Probing In-Context Learning: Impact of Task Complexity and Model Architecture on Generalization and Efficiency
Binwen Liu, Peiyu Xu, Quan Yuan, Yihong Chen
TL;DR
The paper investigates in-context learning (ICL) by varying task complexity (linear, Gaussian kernel, nonlinear dynamics) and model architectures (GPT-2 Transformer, FlashAttention, Hyena, Mamba). Using synthetic data and a curriculum that scales context and input dimensionality, it demonstrates that architecture exerts a strong influence on ICL performance, with Mamba excelling in temporally structured tasks and Transformers offering broad generalization, while Hyena and FlashAttention present trade-offs in efficiency and low-data sensitivity.

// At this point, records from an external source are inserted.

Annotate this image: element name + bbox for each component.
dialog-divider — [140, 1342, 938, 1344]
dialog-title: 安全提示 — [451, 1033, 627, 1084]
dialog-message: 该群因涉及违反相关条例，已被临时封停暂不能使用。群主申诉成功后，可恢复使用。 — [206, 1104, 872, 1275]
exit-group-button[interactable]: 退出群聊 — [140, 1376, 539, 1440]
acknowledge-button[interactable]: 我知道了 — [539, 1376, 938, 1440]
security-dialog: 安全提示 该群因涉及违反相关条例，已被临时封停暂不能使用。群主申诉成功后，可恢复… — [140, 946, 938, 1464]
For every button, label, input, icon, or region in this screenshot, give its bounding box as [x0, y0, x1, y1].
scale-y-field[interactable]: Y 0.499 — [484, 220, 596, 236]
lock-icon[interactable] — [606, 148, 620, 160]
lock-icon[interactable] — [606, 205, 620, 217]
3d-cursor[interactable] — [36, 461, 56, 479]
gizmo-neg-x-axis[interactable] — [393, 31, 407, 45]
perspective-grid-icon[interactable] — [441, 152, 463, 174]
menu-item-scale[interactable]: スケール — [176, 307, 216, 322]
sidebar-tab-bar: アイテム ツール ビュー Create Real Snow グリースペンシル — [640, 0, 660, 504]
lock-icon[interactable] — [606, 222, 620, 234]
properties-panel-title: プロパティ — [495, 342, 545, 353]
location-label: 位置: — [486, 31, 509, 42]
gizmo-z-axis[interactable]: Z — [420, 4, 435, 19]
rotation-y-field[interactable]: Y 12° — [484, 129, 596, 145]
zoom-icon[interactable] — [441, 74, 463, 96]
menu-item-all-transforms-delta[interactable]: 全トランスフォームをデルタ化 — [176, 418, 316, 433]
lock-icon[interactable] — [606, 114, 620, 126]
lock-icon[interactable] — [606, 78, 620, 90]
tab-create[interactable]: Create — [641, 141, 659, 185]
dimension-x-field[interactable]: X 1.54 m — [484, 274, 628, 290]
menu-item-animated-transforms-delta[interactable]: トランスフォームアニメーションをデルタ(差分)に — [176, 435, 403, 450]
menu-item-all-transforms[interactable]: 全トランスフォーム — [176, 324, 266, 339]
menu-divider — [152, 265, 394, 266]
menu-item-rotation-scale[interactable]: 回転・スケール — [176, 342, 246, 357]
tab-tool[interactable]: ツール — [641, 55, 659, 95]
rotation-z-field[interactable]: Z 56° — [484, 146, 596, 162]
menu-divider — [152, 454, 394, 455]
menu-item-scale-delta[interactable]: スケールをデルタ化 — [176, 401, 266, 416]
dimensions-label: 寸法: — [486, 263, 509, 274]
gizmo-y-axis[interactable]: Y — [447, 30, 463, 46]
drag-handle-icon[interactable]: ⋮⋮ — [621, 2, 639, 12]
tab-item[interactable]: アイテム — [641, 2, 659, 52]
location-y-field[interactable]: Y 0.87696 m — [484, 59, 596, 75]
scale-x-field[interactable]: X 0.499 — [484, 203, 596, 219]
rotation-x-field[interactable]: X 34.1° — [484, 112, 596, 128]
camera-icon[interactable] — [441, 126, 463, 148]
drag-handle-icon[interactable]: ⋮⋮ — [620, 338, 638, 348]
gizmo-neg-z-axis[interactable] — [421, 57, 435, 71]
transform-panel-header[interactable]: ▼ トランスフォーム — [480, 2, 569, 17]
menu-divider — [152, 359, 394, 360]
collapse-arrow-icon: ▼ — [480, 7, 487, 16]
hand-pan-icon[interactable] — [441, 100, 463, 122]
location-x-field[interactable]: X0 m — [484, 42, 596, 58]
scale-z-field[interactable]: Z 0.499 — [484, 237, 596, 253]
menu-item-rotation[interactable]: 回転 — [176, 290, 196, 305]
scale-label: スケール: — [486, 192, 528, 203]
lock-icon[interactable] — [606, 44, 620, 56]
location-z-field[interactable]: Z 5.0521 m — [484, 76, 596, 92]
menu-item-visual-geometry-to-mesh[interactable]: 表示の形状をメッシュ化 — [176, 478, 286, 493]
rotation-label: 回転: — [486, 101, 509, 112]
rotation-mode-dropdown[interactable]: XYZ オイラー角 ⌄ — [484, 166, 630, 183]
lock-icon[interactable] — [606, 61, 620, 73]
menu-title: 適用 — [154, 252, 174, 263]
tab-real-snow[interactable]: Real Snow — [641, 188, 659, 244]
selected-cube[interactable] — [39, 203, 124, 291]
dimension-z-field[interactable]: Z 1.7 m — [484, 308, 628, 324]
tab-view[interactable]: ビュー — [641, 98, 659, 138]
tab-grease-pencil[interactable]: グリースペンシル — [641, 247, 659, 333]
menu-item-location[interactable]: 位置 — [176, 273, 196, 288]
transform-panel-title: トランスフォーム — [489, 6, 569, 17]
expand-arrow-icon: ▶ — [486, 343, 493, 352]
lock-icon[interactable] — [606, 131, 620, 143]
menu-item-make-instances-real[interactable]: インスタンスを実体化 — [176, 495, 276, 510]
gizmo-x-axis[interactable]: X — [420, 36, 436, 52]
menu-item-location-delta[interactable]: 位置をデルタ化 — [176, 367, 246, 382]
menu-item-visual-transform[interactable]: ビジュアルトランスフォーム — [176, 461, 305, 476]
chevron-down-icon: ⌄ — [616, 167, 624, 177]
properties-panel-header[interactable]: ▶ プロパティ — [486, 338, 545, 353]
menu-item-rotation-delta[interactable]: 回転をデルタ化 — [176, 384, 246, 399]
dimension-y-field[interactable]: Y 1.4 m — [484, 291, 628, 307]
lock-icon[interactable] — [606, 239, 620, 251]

Key mechanisms identified include locality-induced shortcuts in kernel tasks, improved nonlinear separability via input scaling, and curriculum-driven alignment that enhances convergence. These results offer practical guidance for selecting and combining architectural biases to improve robust ICL across diverse function classes.
Abstract
We investigate in-context learning (ICL) through a meticulous experimental framework that systematically varies task complexity and model architecture. Extending beyond the linear regression baseline, we introduce Gaussian kernel regression and nonlinear dynamical system tasks, which emphasize temporal and recursive reasoning. We evaluate four distinct models: a GPT2-style Transformer, a Transformer with FlashAttention mechanism, a convolutional Hyena-based model, and the Mamba state-space model. Each model is trained from scratch on synthetic datasets and assessed for generalization during testing. Our findings highlight that model architecture significantly shapes ICL performance. The standard Transformer demonstrates robust performance across diverse tasks, while Mamba excels in temporally structured dynamics. Hyena effectively captures long-range dependencies but shows higher variance early in training, and FlashAttention offers computational efficiency but is more sensitive in low-data regimes. Further analysis uncovers locality-induced shortcuts in Gaussian kernel tasks, enhanced nonlinear separability through input range scaling, and the critical role of curriculum learning in mastering high-dimensional tasks.